Spanish jobless up 1.6% in February

2nd March 2011, Comments 0 comments

The number of people unemployed in Spain, which has the highest jobless rate in the industrialised world, rose further in February, the labour ministry said Wednesday.

There were nearly 4.3 million people registered as unemployed last month, up by 68,260 people or 1.6 percent from January, the ministry said.

Compared with the total 12 months ago, the figure was up 4.0 percent or 168,638.

"It is a bad number," secretary of state for employment, Mari Luz Rodriguez, said, adding that the rise in unemployment in February was nonetheless smaller than during the same month in 2010 and 2009.

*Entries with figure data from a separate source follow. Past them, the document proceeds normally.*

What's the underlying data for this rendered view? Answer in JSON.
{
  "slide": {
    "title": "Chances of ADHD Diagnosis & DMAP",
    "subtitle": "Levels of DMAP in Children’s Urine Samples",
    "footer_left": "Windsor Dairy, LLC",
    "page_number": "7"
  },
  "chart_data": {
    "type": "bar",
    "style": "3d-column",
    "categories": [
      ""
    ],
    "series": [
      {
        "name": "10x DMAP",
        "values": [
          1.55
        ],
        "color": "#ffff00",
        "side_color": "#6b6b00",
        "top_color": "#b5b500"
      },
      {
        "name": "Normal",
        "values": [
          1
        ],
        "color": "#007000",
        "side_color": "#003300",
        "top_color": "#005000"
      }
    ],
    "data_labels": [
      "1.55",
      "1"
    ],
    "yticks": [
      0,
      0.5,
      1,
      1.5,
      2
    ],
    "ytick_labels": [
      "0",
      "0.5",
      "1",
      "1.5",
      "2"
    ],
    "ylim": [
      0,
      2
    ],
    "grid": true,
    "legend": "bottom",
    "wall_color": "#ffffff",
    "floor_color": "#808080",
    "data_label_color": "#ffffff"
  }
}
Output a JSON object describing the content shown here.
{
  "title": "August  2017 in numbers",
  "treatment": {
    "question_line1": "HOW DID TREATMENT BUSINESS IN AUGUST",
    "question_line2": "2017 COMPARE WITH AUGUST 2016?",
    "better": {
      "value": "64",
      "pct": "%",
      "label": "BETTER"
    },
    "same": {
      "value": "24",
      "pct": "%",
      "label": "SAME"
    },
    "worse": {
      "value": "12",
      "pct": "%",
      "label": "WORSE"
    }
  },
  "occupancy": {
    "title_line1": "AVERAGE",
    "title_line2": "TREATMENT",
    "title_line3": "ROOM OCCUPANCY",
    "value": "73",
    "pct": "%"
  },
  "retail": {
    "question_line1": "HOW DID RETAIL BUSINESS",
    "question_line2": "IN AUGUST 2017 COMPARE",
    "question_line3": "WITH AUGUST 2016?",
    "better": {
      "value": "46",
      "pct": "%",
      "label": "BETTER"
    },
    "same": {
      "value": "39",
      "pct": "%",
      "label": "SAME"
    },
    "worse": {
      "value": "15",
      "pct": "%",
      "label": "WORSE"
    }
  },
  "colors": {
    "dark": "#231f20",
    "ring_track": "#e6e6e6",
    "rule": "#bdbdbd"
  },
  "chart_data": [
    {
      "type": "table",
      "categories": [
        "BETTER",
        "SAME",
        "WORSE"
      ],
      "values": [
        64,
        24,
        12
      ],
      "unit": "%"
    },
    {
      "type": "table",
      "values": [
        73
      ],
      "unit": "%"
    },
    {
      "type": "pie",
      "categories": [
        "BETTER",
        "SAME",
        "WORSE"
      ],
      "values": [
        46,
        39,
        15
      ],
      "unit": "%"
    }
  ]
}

The government does not provide a jobless rate but the national statistics institute, which uses a different calculation method from the labour ministry, said in January that the rate came to 20.33 percent at the end of 2010.

That is the highest level in the Organisation for Economic Cooperation and Development (OECD) and it easily exceeds the government target of 19.4 percent for the year.

In October, the government raised its forecast for the jobless rate for 2011 to 19.3 percent, from a previous estimate of 18.9 percent, due to the effects of government spending cuts aimed at reining in a massive public deficit and reassuring nervous markets that Spain will not need an Irish-style bailout.

It predicts the jobless rate will dip to 17.5 percent in 2012 and 16.2 percent in 2013.

The Spanish economy, the European Union's fifth biggest, slumped into recession during the second half of 2008 as the global financial meltdown compounded the collapse of a labour-intensive construction boom.

It shrank 0.1 percent in 2010 and the government predicts the economy will expand by 1.3 percent this year. The International Monetary Fund sees growth of just 0.6 percent.

Last year, the government introduced a hotly contested labour market reforms which cut the country's high cost of firing workers and gave companies more flexibility to reduce working hours and staff levels in economic downturns -- changes that it argued would boost job creation.